Ancak aradan geçen sürede işçi sınıfının örgütlülüğü sosyal demokrasinin yükselişiyle, darbelerle, sermayenin saldırılarıyla zayıflatıldı veya engellendi, patronlarla işçiler arasındaki taraflaşma ortadan kaldırılmak istendi.

‘İşçi-patron ayrımı mı kaldı?’ deniyordu ancak emekçilerin yaşadığı sorunlar ve eşitsizlikler çığ gibi büyümeye devam etti. Bir avuç patron ülke kaynaklarının üstüne yerleşti, emekçiler büyük bir yoksullukla karşı karşıya kaldı.

Fabrikalar, madenler, limanlar yerli ve yabancı tekellerin eline geçti. Ülke NATO ve ABD üsleri ile doldu.

Ülke tarikatlara, şeyhlere, yobazlara teslim edildi.

Bu tahribatın büyük kısmı AKP iktidarı döneminde yaşandı. Bu tablo karşısında etkili bir mücadele için gerekli olan gerçek taraflaşma ise düzen siyasetinin aktörleri tarafından durmadan silikleştirildi. Emekçi halkın öfkesi seçimlere ve meclise sıkıştırıldı. Son süreçte düzen siyaseti Erdoğan destekçileri ve Erdoğan karşıtları diye ikiye bölünürken iki taraf da ‘aynı gemideyiz’ düşüncesini güçlendirmek ve işçi sınıfının direncini zayıflatmak için elinden geleni yaptı.

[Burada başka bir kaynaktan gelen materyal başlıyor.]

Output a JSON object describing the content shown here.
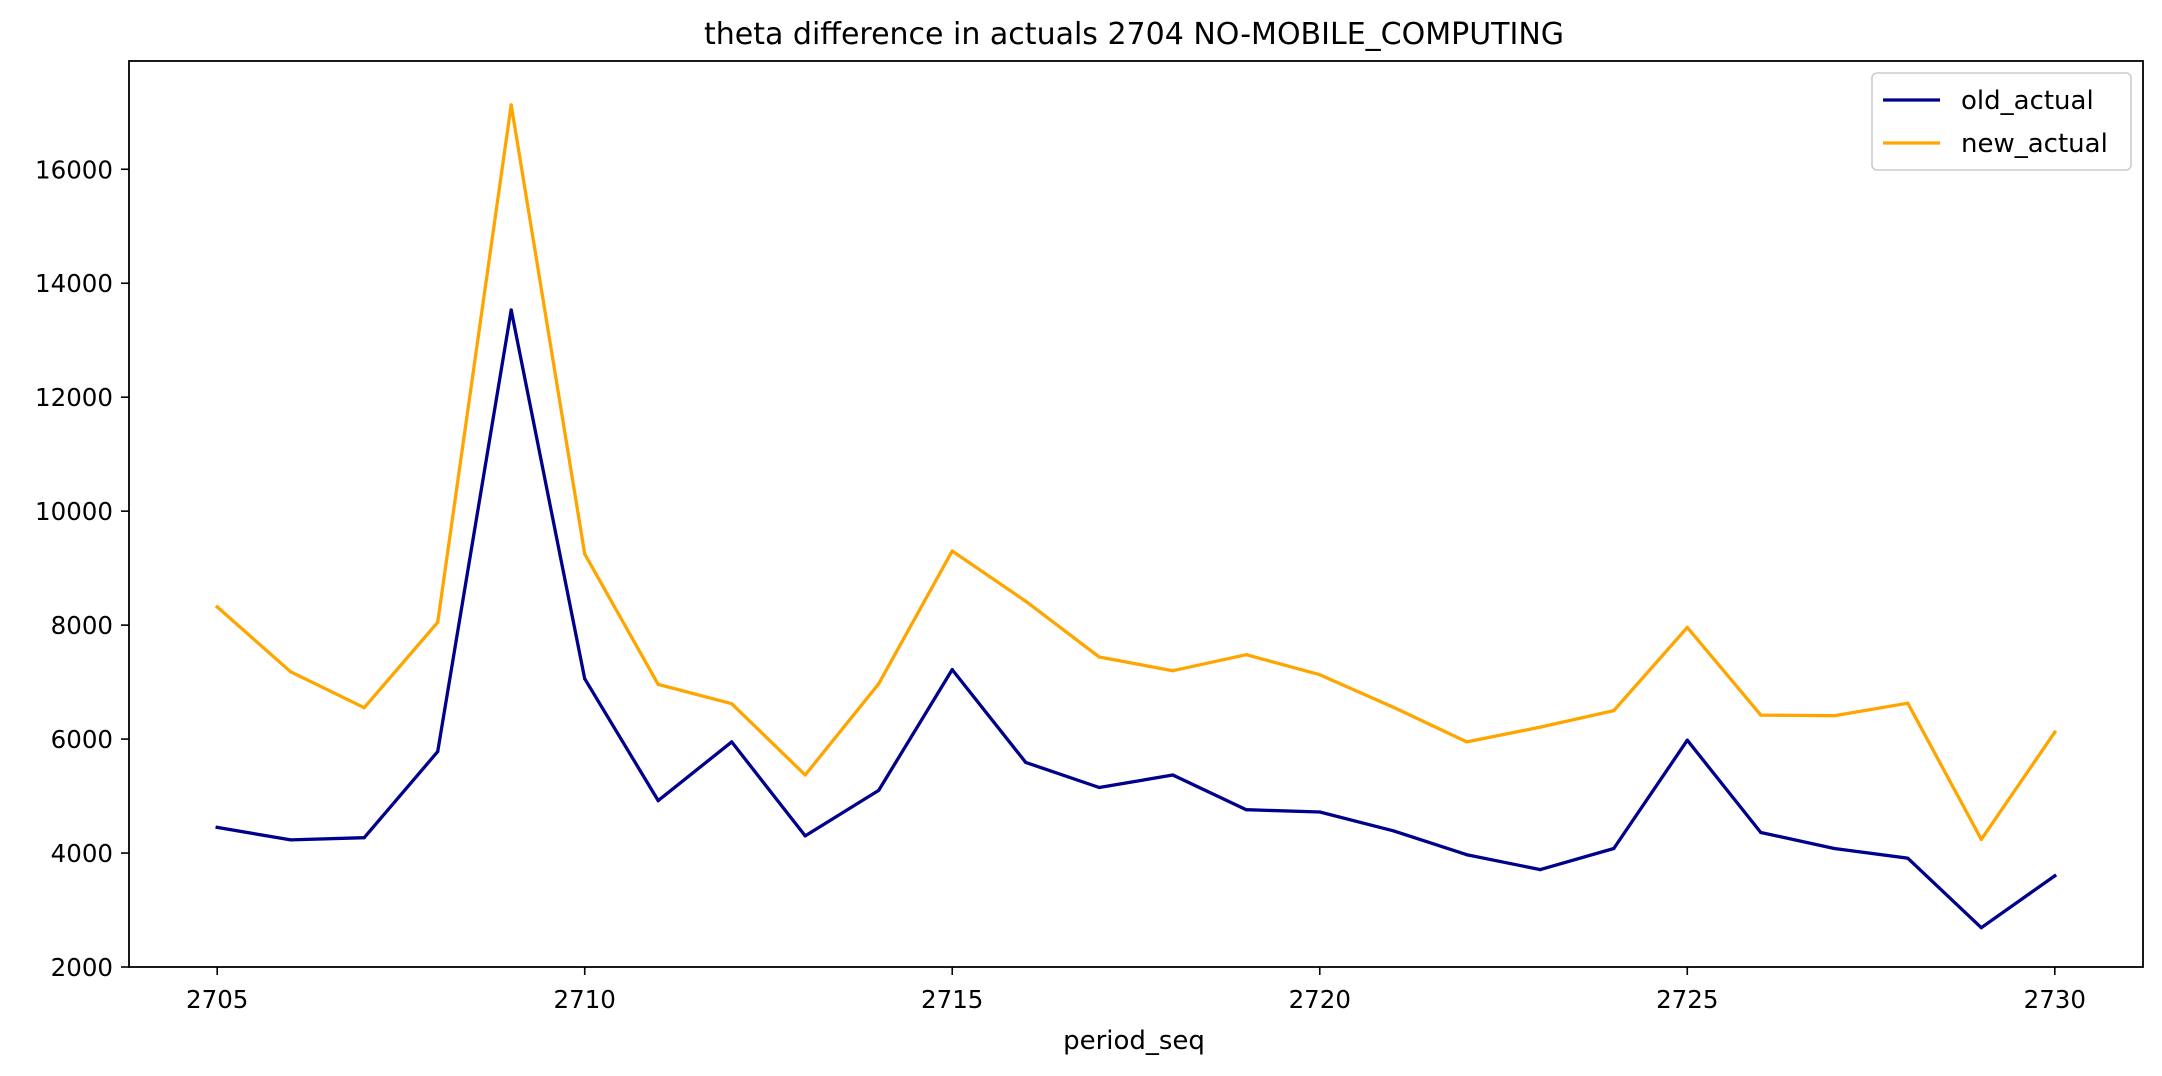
{
  "chart_data": {
    "type": "line",
    "title": "theta difference in actuals 2704 NO-MOBILE_COMPUTING",
    "xlabel": "period_seq",
    "ylabel": "",
    "x": [
      2705,
      2706,
      2707,
      2708,
      2709,
      2710,
      2711,
      2712,
      2713,
      2714,
      2715,
      2716,
      2717,
      2718,
      2719,
      2720,
      2721,
      2722,
      2723,
      2724,
      2725,
      2726,
      2727,
      2728,
      2729,
      2730
    ],
    "xlim": [
      2703.8,
      2731.2
    ],
    "ylim": [
      2000,
      17900
    ],
    "xticks": [
      2705,
      2710,
      2715,
      2720,
      2725,
      2730
    ],
    "yticks": [
      2000,
      4000,
      6000,
      8000,
      10000,
      12000,
      14000,
      16000
    ],
    "grid": false,
    "legend_position": "top-right",
    "series": [
      {
        "name": "old_actual",
        "color": "#00008b",
        "values": [
          4450,
          4230,
          4270,
          5780,
          13530,
          7060,
          4920,
          5950,
          4300,
          5100,
          7220,
          5590,
          5150,
          5370,
          4760,
          4720,
          4390,
          3970,
          3710,
          4080,
          5980,
          4360,
          4080,
          3910,
          2690,
          3600
        ]
      },
      {
        "name": "new_actual",
        "color": "#ffa500",
        "values": [
          8320,
          7180,
          6550,
          8050,
          17130,
          9250,
          6960,
          6620,
          5370,
          6970,
          9300,
          8420,
          7440,
          7200,
          7480,
          7130,
          6560,
          5950,
          6210,
          6500,
          7960,
          6420,
          6410,
          6630,
          4240,
          6120
        ]
      }
    ]
  }
}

Oysa bu eşitsizliği ortadan kaldırabilecek, ülkenin kaynakları üzerinde sermayenin ve uluslararası tekellerin varlığına son verebilecek, tarikatların karanlığını yırtıp atabilecek olan yalnızca işçi sınıfının örgütlü mücadelesidir ve bu mücadelenin tarafları nettir.

53 yıl önce ‘Gücümüz Birliğimizden Gelir’ pankartıyla yürüyen işçilerin mücadelesi bu nedenle hala patronların korkulu rüyası olmaya devam ediyor.

Emekçi halkın örgütlülüğü eşit ve özgür bir ülkenin habercisidir. Aradan geçen onca yılın ardından işçi sınıfının elde ettiği kazanımlara ve birikime patronların saldırısı artarak devam ederken ancak böyle bir örgütlü güç bu saldırıyı durdurabilir.

53 yıl önce işçilerin büyük kalkışması işçilerin ayağa kalktığında haklarını alabileceğini gösterdi. Bugün işçi sınıfının laik, eşit, bağımsız bir ülke için iş yerlerinde, mahallede örgütlülüğünü güçlendirme zamanıdır.

Böyle bir ülke işçilerin mücadelesi ile gelecek.”

Yaşasın 15-16 Haziran işçilerin büyük direnişi!